Comprendete l'ora della tempesta e del naufragio, è l'ora dell'inaudità prossimità di Dio, non della sua lontananza. Là dove tutte le altre sicurezze si infrangono e crollano e tutti i puntelli che reggevano la nostra esistenza sono rovinati uno dopo l'altro, là dove abbiamo dovuto imparare a rinunciare, proprio là, si realizza questa prossimità di Dio perché Dio sta per intervenire e, vuol essere per noi sostegno e certezza.
Egli distrugge, lascia che abbia luogo il naufragio, nel destino e nella colpa; ma in ogni naufragio ci ributta su di Lui.

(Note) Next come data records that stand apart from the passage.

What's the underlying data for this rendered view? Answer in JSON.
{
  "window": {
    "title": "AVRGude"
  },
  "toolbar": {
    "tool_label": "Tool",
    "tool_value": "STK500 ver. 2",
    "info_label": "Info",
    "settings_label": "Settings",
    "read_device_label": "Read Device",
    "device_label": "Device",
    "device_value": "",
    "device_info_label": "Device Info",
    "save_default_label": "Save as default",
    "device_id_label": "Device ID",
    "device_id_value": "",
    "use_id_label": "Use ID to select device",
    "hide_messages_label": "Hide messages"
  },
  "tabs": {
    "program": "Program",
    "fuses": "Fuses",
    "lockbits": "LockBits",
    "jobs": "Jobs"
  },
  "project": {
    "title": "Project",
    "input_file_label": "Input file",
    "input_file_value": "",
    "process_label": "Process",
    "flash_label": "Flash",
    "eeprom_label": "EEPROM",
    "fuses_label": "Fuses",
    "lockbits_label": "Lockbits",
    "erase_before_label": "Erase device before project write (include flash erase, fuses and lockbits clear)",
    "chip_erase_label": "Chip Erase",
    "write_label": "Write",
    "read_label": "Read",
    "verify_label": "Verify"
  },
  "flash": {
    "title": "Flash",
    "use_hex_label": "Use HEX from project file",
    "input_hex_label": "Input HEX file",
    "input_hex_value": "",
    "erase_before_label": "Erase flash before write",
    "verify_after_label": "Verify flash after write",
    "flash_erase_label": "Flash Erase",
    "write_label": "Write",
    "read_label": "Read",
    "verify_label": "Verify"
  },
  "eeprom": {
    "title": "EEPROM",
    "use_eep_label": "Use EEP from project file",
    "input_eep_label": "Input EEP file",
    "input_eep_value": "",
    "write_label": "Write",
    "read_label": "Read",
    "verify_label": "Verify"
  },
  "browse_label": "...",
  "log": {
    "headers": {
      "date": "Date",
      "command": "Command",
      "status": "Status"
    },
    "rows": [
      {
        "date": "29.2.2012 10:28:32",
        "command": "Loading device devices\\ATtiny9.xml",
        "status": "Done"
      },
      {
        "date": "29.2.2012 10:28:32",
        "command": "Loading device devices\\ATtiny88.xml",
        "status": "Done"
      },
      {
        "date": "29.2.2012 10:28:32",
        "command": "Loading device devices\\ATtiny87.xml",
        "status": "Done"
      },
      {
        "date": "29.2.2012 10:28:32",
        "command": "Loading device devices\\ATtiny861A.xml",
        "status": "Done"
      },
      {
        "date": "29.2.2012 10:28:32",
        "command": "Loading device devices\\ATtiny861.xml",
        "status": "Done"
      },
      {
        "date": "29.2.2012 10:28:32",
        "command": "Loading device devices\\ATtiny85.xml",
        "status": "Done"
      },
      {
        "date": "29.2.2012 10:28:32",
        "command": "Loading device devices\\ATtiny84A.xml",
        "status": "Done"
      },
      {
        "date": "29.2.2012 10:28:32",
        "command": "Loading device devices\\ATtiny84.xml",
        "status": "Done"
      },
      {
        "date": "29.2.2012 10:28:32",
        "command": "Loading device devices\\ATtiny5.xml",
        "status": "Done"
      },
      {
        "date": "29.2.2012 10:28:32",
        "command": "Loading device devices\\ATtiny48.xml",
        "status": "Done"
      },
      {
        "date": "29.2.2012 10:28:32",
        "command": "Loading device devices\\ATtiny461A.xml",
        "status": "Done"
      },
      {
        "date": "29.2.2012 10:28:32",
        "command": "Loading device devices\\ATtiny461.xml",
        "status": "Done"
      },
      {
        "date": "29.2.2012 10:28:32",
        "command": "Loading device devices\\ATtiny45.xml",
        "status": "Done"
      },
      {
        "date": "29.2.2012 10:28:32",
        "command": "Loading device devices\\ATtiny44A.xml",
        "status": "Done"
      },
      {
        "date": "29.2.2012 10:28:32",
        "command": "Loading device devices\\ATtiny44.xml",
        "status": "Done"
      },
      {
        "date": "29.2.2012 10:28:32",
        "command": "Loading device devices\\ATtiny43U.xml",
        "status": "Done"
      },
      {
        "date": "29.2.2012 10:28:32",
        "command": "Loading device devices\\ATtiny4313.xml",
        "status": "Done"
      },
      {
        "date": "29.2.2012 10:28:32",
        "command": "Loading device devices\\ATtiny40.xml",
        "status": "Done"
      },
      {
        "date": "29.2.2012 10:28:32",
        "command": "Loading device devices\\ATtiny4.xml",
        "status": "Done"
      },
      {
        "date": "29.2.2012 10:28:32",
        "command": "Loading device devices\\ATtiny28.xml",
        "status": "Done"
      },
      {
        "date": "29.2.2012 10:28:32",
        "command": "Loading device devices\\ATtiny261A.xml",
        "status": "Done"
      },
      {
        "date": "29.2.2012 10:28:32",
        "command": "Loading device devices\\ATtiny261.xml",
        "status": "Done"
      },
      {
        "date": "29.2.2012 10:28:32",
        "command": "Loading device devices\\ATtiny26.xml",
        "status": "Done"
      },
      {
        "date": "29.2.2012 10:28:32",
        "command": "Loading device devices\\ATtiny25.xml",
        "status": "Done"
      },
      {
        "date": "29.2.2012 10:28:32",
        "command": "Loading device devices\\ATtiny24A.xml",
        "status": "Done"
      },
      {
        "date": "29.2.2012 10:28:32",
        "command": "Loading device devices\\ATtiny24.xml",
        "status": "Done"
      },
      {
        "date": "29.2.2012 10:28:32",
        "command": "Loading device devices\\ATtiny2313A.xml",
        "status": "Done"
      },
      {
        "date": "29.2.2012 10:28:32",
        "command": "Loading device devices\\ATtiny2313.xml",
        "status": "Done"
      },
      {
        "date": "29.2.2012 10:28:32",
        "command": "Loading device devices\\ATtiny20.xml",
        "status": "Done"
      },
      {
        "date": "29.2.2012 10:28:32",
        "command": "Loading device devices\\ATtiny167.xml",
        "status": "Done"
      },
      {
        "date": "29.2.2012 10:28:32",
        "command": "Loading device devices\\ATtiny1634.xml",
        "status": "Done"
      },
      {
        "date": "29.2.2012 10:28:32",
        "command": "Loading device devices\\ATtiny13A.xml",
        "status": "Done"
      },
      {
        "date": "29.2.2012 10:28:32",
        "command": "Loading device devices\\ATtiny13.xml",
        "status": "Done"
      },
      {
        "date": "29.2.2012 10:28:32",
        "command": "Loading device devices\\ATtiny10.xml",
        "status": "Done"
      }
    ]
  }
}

Questo ci vuole mostrare: quando tu lasci andare tutto, quando perdi e abbandoni ogni tua sicurezza ecco, allora sei libero per Dio e totalmente sicuro in Lui.
Che solo ci sia dato di comprendere con retto discerminento le tempeste della tribolazione e della tentazione, le tempeste d'alto mare della nostra vita! In esse Dio è vicino, non lontano, il nostro Dio è in croce. La croce è il segno in cui la falsa sicurezza è sottoposta a giudizio e viene ristabilita la fede in Dio.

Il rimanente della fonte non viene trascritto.